While machine learning development is increasing every day, a survey from Algorithmia states that most enterprises spend between 8 to 90 days deploying an ML model. Most people blame the failure to scale, followed by model reproducibility challenges such as lack of official buy-in and inadequate tooling.
LinkedIn has recently open-sourced Dagli, a machine learning library for Java and other JVM languages. This library makes it easy to draft bug-resistant, understandable, modifiable, maintainable, and deployable model pipelines without incurring technical debt.
A directed acyclic graph consists of vertices and edges, with each edge directed from one vertex to another. With Dagli, the model pipeline is represented as a directed acyclic graph for training and inference. The Dagli environment prevents the majority of possible logic errors by providing pipeline definitions like static typing, near-ubiquitous immutability, and other characteristics.

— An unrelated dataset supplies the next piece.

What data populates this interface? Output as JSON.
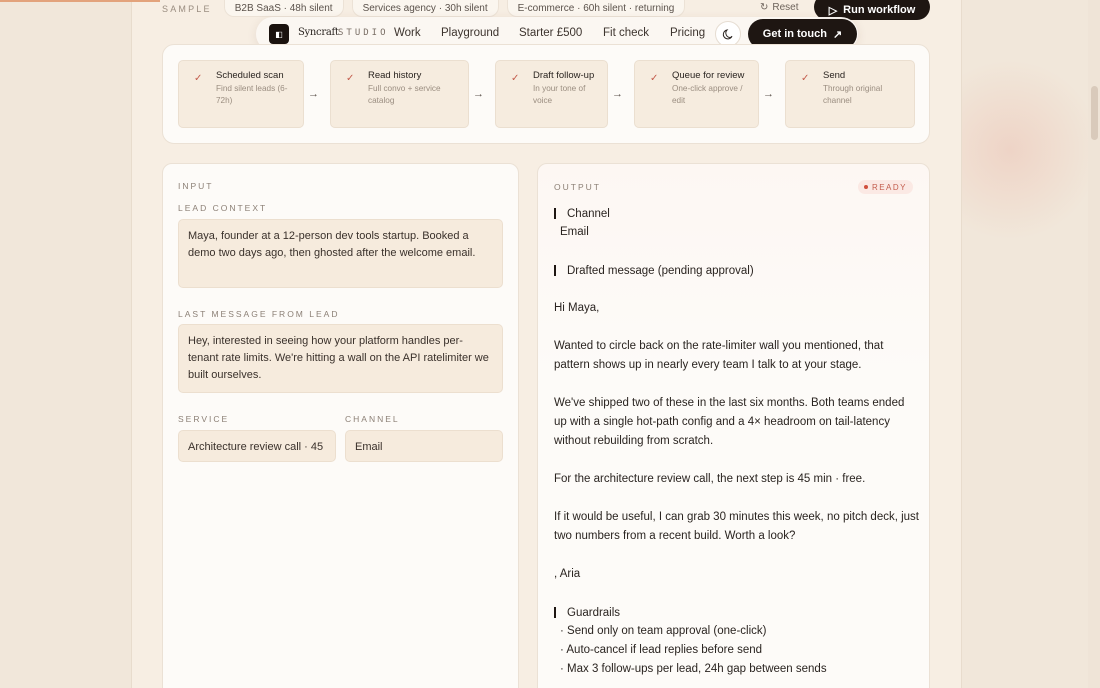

Jeff Pasternack, a natural language processing research scientist at LinkedIn, says that ML models are generally part of an integrated pipeline. This makes the construction, training, and deployment of the pipelines to production more challenging. To accommodate both training and inference, duplicated or extrinsic work is more often required to produce inelastic glue code that complicates the model’s future evolution and maintenance.
Dagli operates on servers, Hadoop, command-line interfaces, IDEs, and other familiar JVM settings. Many pipeline components are available to use right out of the box, including neural networks, logistic regression, FastText, gradient boosted decision trees, cross-validation, cross-training, feature selection, data readers, evaluation, and feature transformations.

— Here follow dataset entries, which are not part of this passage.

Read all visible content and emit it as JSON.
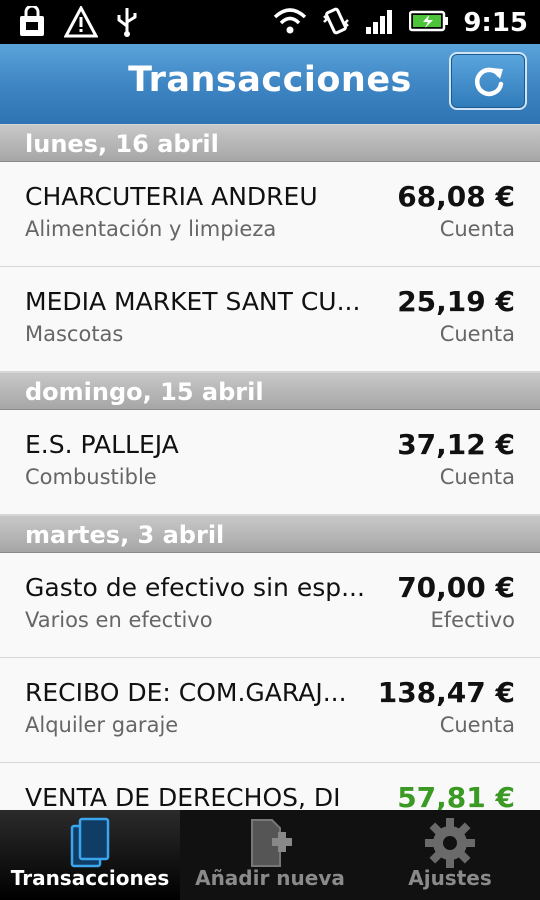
{
  "status_bar": {
    "time": "9:15",
    "icons": [
      "shopping-bag-icon",
      "warning-icon",
      "usb-icon",
      "wifi-icon",
      "vibrate-icon",
      "signal-icon",
      "battery-icon"
    ]
  },
  "header": {
    "title": "Transacciones",
    "refresh_icon": "refresh-icon"
  },
  "sections": [
    {
      "date": "lunes, 16 abril",
      "items": [
        {
          "merchant": "CHARCUTERIA ANDREU",
          "category": "Alimentación y limpieza",
          "amount": "68,08 €",
          "account": "Cuenta"
        },
        {
          "merchant": "MEDIA MARKET SANT CU...",
          "category": "Mascotas",
          "amount": "25,19 €",
          "account": "Cuenta"
        }
      ]
    },
    {
      "date": "domingo, 15 abril",
      "items": [
        {
          "merchant": "E.S. PALLEJA",
          "category": "Combustible",
          "amount": "37,12 €",
          "account": "Cuenta"
        }
      ]
    },
    {
      "date": "martes, 3 abril",
      "items": [
        {
          "merchant": "Gasto de efectivo sin esp...",
          "category": "Varios en efectivo",
          "amount": "70,00 €",
          "account": "Efectivo"
        },
        {
          "merchant": "RECIBO DE: COM.GARAJ...",
          "category": "Alquiler garaje",
          "amount": "138,47 €",
          "account": "Cuenta"
        },
        {
          "merchant": "VENTA DE DERECHOS, DI",
          "category": "",
          "amount": "57,81 €",
          "account": ""
        }
      ]
    }
  ],
  "nav": {
    "tabs": [
      {
        "label": "Transacciones",
        "icon": "documents-icon",
        "active": true
      },
      {
        "label": "Añadir nueva",
        "icon": "add-document-icon",
        "active": false
      },
      {
        "label": "Ajustes",
        "icon": "gear-icon",
        "active": false
      }
    ]
  },
  "colors": {
    "accent": "#3f86c4",
    "positive": "#3a9a24"
  }
}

Dagli offers a path to superior functioning and production-ready AI models that are convenient to maintain. This provides data professionals with an extensible model that can leverage a present JVM technology stack in the long term. For less experienced software engineers, Dagli presents an API that can be employed with a JVM language and tools, designed to avoid common logic bugs.
The principal aim is to make efficient and production-ready models that are easy to write, revise, and deploy. Efficient production avoids the technical debt and long-term maintenance challenges that usually accompany them. Dagli uses modern, highly multicore processors and powerful graphics cards to efficiently single-machine train these real-world models.
Dagli was released after LinkedIn made the LinkedIn Fairness ToolKit LiFT available. It is an open-source software library that is designed to measure fairness in AI and machine learning workflows. Earlier, LinkedIn has also released DeText, an open-source framework for natural language process-related ranking, classification, and language generation tasks. It leverages semantic matching applying deep neural networks to learn member intents in search and recommender practices.